In our study, a large shunt amount was found in the ESUS group. However, shunt amount was associated only with posterior circulation infarcts. Furthermore, shunt amount did not interact with LA enlargement in the development or pattern of stroke. Diverse pathophysiological mechanisms can be present in PFO-related stroke. Paradoxical embolism can be a mechanism in the development of a posterior infarction, and thrombus formation in the LA may be related to recurrent small cortical infarctions. Further large-scale studies that focus on stroke phenotype are needed to test our hypothesis.
As a major cause of embolic stroke, occult AF may exist in patients with ESUS and an incidental PFO. LA dysfunction could also be a marker of incident AF, atrial thrombi, and thromboembolic risks of AF [17,24]. Rigatelli suggested that LA functions of PFO patients were lower than normal and similar to AF patients [12]. In addition, an increased incidence of interatrial block due to stretching of the interatrial septum was reported in patients with cryptogenic stroke and PFO, suggesting that atrial arrhythmia might underlie and mediate thrombus formation [13]. In our study, however, neuroimaging, TEE, and Holter monitoring data showed patterns that were distinct from those of paroxysmal AF [25,26]. The PFO+ESUS patients in our study had no markers of LAA dysfunction and infrequent APCs, reflecting a low possibility of occult AF [25]. We also analyzed an infarct pattern that enhances to infer stroke mechanisms. In the present study, a higher LAVI was associated with a small cortical pattern, suggesting a PFO-related stroke [27] without lobar or territorial infarctions, which are suggestive of a larger thromboembolism from a low-flow system such as AF [26,28]. These findings suggest that LA enlargement might be a factor in developing PFO-related stroke, rather than a marker of occult AF.

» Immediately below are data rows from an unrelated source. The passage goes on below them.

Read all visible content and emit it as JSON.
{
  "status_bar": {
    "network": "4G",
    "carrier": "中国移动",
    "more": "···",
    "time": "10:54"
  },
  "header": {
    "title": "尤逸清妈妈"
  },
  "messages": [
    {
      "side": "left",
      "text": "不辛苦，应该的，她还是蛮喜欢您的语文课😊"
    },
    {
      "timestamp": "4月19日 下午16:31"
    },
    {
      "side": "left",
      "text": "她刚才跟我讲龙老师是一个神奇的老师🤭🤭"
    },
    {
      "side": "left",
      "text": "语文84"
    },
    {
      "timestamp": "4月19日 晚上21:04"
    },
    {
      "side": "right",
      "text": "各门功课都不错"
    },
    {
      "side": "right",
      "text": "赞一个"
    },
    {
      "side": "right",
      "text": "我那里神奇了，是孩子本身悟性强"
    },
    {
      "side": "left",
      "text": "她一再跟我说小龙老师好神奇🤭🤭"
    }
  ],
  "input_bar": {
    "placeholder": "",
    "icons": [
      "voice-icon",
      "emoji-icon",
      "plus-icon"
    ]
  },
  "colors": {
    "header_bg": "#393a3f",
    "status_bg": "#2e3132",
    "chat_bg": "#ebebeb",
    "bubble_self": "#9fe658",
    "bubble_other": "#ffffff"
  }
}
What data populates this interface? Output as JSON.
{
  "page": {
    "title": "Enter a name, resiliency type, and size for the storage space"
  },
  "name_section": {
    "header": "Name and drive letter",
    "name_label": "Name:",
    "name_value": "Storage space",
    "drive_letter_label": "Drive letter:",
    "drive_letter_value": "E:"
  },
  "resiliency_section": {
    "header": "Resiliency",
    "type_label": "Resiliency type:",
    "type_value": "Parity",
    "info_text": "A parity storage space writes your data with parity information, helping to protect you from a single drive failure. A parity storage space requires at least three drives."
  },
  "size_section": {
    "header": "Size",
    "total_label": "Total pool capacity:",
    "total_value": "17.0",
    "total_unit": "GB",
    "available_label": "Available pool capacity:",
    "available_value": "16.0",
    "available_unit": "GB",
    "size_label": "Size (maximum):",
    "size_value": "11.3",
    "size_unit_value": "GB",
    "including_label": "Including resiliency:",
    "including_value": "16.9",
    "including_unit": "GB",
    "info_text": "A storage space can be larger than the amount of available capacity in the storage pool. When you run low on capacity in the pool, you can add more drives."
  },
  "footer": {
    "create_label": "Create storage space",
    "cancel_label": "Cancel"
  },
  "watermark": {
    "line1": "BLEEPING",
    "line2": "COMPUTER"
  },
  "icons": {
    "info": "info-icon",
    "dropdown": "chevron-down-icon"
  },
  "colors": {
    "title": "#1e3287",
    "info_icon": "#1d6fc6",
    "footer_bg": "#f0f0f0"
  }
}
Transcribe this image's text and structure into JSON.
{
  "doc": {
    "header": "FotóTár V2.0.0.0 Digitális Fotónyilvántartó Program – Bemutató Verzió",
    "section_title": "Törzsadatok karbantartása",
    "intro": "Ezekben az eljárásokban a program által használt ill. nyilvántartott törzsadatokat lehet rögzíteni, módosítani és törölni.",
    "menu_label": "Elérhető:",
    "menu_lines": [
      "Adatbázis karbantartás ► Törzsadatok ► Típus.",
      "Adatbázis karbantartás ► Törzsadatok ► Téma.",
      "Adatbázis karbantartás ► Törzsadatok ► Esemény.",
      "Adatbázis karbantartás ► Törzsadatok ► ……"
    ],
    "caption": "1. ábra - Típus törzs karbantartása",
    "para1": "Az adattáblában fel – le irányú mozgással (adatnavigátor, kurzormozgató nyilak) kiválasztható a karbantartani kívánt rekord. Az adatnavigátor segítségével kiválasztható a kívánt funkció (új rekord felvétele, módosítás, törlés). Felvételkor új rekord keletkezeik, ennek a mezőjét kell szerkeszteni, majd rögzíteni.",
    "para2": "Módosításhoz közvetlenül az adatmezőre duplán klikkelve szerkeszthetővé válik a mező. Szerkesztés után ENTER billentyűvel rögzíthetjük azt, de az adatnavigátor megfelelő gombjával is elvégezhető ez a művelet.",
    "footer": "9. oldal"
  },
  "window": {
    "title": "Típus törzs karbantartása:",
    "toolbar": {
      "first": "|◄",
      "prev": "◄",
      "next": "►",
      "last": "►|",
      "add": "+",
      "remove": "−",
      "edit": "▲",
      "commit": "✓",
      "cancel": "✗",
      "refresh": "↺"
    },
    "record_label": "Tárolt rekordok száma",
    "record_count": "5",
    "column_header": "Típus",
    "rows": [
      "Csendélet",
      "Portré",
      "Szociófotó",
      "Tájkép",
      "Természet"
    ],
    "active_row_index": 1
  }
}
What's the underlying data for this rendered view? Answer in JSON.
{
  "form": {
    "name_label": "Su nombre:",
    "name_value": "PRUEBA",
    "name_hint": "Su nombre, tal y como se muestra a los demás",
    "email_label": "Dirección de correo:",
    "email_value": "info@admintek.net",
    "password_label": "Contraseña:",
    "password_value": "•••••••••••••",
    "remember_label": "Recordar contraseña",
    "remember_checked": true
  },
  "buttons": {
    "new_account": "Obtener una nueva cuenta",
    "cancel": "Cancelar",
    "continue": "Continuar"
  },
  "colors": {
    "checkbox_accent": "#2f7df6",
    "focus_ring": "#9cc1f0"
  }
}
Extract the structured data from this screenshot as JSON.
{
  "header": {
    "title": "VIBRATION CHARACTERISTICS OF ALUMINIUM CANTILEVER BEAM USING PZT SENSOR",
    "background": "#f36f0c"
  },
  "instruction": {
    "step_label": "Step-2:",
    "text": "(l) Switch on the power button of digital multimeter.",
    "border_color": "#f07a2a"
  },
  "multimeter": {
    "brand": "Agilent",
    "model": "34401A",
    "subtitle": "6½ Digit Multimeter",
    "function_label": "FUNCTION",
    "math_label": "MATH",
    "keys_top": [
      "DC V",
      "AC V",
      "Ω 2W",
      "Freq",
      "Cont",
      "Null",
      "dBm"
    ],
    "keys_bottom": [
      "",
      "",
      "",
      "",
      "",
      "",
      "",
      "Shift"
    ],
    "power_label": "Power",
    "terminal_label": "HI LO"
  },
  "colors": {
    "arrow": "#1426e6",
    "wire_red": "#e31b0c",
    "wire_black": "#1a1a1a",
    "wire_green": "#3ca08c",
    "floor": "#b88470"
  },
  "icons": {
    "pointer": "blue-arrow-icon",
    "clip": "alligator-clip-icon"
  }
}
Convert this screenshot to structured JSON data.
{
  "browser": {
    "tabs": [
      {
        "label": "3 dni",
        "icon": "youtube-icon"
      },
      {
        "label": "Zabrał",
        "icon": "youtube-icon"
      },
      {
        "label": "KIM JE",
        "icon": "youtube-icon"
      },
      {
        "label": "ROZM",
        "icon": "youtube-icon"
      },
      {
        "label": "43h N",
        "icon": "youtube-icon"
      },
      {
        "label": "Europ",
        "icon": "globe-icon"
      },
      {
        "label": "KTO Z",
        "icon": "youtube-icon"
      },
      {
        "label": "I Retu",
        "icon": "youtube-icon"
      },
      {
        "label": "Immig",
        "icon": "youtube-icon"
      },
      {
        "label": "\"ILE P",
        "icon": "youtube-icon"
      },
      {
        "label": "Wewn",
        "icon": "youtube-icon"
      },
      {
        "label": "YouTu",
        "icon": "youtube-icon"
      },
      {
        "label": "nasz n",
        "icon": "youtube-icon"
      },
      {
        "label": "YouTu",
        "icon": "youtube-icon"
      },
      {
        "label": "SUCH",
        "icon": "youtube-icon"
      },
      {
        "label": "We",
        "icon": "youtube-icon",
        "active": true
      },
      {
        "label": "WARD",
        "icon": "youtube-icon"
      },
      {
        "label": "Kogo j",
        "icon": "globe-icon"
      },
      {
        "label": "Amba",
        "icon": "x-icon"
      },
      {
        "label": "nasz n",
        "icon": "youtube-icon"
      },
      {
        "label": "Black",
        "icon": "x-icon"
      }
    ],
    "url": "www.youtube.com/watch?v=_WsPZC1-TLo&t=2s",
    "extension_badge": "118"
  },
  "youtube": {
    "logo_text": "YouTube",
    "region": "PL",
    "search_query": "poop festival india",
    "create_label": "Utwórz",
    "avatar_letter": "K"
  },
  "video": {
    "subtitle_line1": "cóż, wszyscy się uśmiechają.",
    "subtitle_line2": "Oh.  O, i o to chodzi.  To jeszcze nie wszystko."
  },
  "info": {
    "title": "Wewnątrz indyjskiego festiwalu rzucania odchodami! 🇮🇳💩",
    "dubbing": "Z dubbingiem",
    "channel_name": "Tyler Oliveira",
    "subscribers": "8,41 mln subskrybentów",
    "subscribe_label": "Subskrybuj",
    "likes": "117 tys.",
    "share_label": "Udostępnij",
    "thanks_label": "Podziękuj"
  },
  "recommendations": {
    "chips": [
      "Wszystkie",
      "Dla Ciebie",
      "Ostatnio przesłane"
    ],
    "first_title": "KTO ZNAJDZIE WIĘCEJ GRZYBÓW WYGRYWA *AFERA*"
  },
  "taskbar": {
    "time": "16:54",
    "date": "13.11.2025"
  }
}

This study has several limitations. First, our controls were referred from the health promotion center and were willing to participate in the special program. The health-seeking nature of these controls might precipitate some unmeasured biases. In addition, the number of young (aged <40 years) controls was small, which led to insufficient case-control matching in young age groups. Second, for most of the subjects in the PFO+control group, a TCD shunt test was performed rather than TEE. The sensitivity and specificity of TCD tests for diagnosing a right to left shunt is compatible with TEE [29]. However, interatrial septal movement was not assessed in most of our control subjects. Furthermore, the opening size of the PFO was not measurable in most of our study subjects. Third, unrevealed conventional stroke mechanisms such as paroxysmal AF, and a mild degree of atherosclerotic stenosis that harbors unstable plaque may exist in our patients [26]. Longer-term monitoring, such as implantable cardiac monitoring [30,31], had not been available in Korea during our study period. Instead, we performed inpatient telemonitoring for >72 hours or Holter monitoring during admission, counted the number of APCs, and checked intermittent electrocardiography after discharge [25,32]. As a result, we excluded 11 patients showing paroxysmal AF during follow-up. Lastly, the results of our study should be interpreted with caution because we only included relatively small samples from a single center. In addition, ethnic differences in the prevalence of right-to-left shunting may exist [33]. Further studies involving different populations and larger cohorts are warranted.
Conclusions
In conclusion, LA enlargement might be a determinant of embolic stroke in subjects with PFO. LA enlargement was associated with a cortical infarct pattern and radiological evidence of stroke recurrence, even in the absence of an atrial septal aneurysm. These results would improve our understanding of the pathophysiology of PFO-related stroke.